We are an office of full-time Family Law Mediators. We provide Divorce Mediation and Premarital Mediation in all San Francisco Bay Area counties. Mediation allows you to work together to stay out of court and make your own decisions about your children and your finances. Mediation benefits families with complex estates as well as simple estates where cost-savings is a reason to mediate. But the most important reason to mediate is a common goal of reaching an agreement you both feel is fair.
Sunday, January 28, 2007
Mediation Required in Real Estate Action for Prevailing Party to Recover Attorney's Fees
In real estate disputes, "Seeking mediation is a condition precedent to the recovery of attorney fees by the party who initiates the action." (Johnson v. Siegel (2000) 84 Cal.App.4th 1087)
In California, litigants are expected to pay for their own attorney's fees unless there is a special law or contract provision stating otherwise. And there are special provisions in most real estate purchase agreements which provide that in the event of a lawsuit between the buyer and seller, the "prevailing party" of the lawsuit is entitled to recover attorney's fees but only if the party who filed the action first attempted to resolve the dispute through mediation. That means the losing party has to pay his own attorney's fees as well as the winning party's fees - but only if mediation was attempted first.
Several days ago, the California appellate court confirmed in its ruling in Van Slyke v. Gibson that it is the party filing the lawsuit who is required to request mediation of the real estate dispute first and not the party who was sued. If mediation is not successful, then a lawsuit or arbitration can be pursued and attorneys' fees will be paid by the losing party to the prevailing party - regardless of whether the prevailing party is the plaintiff or the defendant.
In the Van Slyke case, $94,974 was at stake as the defendant seller prevailed in the lawsuit brought by a prospective buyer and then sought to have that prospective buyer pay almost $100,000 for the attorneys' fees the seller incurred from the litigation. The trial court ordered the prospective buyer to pay that amount to the seller. The award was confirmed on appeal and the appellate court also ordered the prospective buyer to pay the defendant seller's attorneys' fees incurred on appeal.

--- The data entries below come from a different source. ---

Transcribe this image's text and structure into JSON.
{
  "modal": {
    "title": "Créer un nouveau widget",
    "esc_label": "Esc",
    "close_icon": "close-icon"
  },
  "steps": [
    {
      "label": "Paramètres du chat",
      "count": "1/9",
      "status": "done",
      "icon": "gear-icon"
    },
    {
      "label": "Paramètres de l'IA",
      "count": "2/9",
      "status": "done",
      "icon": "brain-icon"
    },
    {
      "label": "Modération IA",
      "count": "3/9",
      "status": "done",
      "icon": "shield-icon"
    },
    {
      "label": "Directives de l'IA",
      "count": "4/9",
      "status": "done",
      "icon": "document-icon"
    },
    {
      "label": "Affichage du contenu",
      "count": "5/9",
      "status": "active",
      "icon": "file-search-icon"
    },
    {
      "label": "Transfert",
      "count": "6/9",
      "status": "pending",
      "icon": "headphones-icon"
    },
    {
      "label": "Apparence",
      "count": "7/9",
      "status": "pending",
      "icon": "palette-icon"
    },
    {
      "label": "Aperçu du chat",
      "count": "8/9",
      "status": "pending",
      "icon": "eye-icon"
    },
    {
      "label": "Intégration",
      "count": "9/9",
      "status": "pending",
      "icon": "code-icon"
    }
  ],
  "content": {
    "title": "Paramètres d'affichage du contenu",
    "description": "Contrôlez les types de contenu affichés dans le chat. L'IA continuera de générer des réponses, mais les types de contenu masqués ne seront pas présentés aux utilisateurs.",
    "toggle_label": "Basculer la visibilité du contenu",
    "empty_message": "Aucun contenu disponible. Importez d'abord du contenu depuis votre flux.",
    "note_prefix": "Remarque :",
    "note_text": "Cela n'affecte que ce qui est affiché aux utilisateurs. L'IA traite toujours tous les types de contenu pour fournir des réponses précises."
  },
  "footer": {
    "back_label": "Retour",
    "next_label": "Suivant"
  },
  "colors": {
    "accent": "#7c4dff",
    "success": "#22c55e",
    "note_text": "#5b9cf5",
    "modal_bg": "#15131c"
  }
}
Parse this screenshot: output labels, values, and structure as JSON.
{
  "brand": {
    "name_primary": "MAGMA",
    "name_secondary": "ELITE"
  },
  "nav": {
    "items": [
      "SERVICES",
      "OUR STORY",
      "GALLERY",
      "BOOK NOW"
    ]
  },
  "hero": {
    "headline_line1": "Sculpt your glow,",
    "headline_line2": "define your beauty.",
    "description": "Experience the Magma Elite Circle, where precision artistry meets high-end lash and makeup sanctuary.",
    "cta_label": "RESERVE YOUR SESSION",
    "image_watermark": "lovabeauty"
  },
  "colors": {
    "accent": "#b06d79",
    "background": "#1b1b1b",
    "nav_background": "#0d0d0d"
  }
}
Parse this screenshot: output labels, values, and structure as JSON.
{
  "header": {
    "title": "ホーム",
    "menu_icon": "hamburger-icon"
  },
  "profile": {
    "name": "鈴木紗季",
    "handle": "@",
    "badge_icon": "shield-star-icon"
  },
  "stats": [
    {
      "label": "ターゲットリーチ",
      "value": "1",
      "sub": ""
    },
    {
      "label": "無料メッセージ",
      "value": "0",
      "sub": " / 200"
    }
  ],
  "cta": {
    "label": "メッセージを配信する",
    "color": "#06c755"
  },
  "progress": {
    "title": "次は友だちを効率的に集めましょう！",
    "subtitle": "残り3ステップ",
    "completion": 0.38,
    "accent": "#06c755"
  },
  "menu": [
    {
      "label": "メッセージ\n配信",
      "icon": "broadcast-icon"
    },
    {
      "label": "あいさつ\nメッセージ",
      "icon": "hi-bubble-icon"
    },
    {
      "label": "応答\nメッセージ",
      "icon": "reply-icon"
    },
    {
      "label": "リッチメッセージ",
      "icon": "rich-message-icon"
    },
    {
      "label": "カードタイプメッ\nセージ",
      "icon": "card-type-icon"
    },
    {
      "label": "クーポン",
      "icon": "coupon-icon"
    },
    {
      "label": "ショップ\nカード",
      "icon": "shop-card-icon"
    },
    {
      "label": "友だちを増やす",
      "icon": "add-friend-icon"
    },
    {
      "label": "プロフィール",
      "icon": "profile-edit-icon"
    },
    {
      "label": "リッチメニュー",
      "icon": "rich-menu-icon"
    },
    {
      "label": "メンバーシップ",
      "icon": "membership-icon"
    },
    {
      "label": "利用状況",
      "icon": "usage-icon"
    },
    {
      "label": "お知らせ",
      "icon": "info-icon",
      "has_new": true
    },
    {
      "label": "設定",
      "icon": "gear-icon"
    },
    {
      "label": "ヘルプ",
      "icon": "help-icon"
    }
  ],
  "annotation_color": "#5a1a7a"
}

That's a lot of money. It all could have been avoided had the prospective buyer/plaintiff (Van Slyke) requested or attempted mediation of the dispute in the first place. Not to mention that Van Slyke has to pay his own attorney's fees as well, which could have been greatly minimized through early mediation.
And, did I mention how much wasted time was involved to get a final resolution of the case? The events leading to the lawsuit occured in May 2004 and Van Slyke filed the lawsuit in June 2004. Sometime later came the trial court ruling and finally, on January 18, 2007 - almost three years later - the appellate court ruling. But it's not done yet. The appellate court ordered the case back to the trial court to determine the amount of fees Van Slyke owes the defendant seller for the attorney's fees incurred on appeal. All signs point toward one easy and early decision that should be made in real estate disputes: Mediation!